# C/C++ and bitmaps



## kr651129 (Aug 28, 2012)

I've been trying to find a good tutorial that explains from newbie level on how to work with bitmaps.  I'm trying to write a malloc() and I *think* this is the best way to go?


----------



## fluca1978 (Aug 30, 2012)

It is not really clear to what you are referring, I suspect not the bmp file format! What is the problem you are trying to solve?


----------



## xibo (Aug 30, 2012)

kr651129 probably wants to use bit sequences to indicate page usage. I.e. use 1 Byte to indicate whether and which of 8 consequent pages are currently allocated.

I would recommend using memory segments in interval trees though.

The way "malloc" (or rather memory management as a whole) works in FreeBSD is explained in The Implementation of the FreeBSD Operating System by McKusick and Neville-Neil. I don't know any explicit guide to bitmaps, but thinking about it (and having knowledge about algorithms) will likely help.

EDIT:
C++ offers the std::vector<bool> data structure which is a bitmap.


----------



## expl (Aug 31, 2012)

kr651129 said:
			
		

> I've been trying to find a good tutorial that explains from newbie level on how to work with bitmaps.  I'm trying to write a malloc() and I *think* this is the best way to go?
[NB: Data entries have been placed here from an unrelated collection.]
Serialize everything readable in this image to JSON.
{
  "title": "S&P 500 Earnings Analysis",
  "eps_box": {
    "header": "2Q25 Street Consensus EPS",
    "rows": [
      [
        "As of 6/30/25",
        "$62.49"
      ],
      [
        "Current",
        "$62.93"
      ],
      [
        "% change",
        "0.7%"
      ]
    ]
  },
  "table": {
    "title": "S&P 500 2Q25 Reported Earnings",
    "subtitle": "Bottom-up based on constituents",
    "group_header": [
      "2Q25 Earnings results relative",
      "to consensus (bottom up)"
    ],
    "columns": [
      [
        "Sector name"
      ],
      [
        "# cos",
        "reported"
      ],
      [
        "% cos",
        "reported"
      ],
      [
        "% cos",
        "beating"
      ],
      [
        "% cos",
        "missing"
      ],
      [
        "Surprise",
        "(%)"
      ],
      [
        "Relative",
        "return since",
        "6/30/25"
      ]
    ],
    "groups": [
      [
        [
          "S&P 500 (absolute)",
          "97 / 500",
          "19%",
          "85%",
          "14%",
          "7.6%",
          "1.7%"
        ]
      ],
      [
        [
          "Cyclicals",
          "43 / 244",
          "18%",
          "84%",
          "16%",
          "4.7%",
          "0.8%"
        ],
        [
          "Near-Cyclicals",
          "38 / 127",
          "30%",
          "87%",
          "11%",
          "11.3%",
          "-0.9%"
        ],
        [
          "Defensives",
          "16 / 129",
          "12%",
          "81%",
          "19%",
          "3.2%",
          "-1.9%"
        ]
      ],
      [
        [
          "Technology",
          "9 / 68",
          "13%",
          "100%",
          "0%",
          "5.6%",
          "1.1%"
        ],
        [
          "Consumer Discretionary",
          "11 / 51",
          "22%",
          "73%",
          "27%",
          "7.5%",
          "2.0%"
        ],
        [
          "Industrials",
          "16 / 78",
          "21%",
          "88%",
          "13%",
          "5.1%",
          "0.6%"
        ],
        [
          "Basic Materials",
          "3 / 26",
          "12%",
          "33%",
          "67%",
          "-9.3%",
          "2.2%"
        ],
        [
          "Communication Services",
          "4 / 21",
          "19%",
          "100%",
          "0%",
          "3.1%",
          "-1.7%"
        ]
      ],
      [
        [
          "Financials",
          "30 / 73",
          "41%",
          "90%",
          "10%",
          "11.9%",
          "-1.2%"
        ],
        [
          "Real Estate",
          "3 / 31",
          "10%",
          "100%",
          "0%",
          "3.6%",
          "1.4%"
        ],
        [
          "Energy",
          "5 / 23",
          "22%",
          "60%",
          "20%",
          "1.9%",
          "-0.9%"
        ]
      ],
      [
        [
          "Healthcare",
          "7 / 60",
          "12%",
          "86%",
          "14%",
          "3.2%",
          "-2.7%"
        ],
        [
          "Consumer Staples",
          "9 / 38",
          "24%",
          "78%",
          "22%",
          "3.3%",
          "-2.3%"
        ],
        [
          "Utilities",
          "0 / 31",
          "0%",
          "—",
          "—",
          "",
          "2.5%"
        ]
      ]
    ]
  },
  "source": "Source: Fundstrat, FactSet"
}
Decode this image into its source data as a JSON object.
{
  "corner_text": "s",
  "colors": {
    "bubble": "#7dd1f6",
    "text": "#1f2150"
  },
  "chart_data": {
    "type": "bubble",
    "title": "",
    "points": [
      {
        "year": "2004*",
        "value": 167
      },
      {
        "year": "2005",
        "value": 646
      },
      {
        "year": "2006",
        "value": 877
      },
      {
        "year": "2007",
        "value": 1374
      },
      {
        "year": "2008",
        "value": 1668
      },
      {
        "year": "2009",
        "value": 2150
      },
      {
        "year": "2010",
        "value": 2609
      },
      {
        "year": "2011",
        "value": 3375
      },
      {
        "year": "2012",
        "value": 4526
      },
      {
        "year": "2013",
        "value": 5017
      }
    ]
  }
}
Bitmap is just a simple array with some helper functions, ideally array of units with size of machine's WORD to avoid memory fragmentation. Since computers can not read/write single bit values directly you need to create some helper functions to act as 'getter' and 'setter' in your bitmap by loading each array unit and processing single bit values using bitwise operators. Instead of looking for bitmap tutorials just look up bitwise operators' tutorial to get a better understanding.


----------



## tommyjung (Sep 2, 2012)

Well on GIMP, if you save an image as C/C++ header file format, it will show how image file can be (though it doesn't look pretty) represented in struct.


----------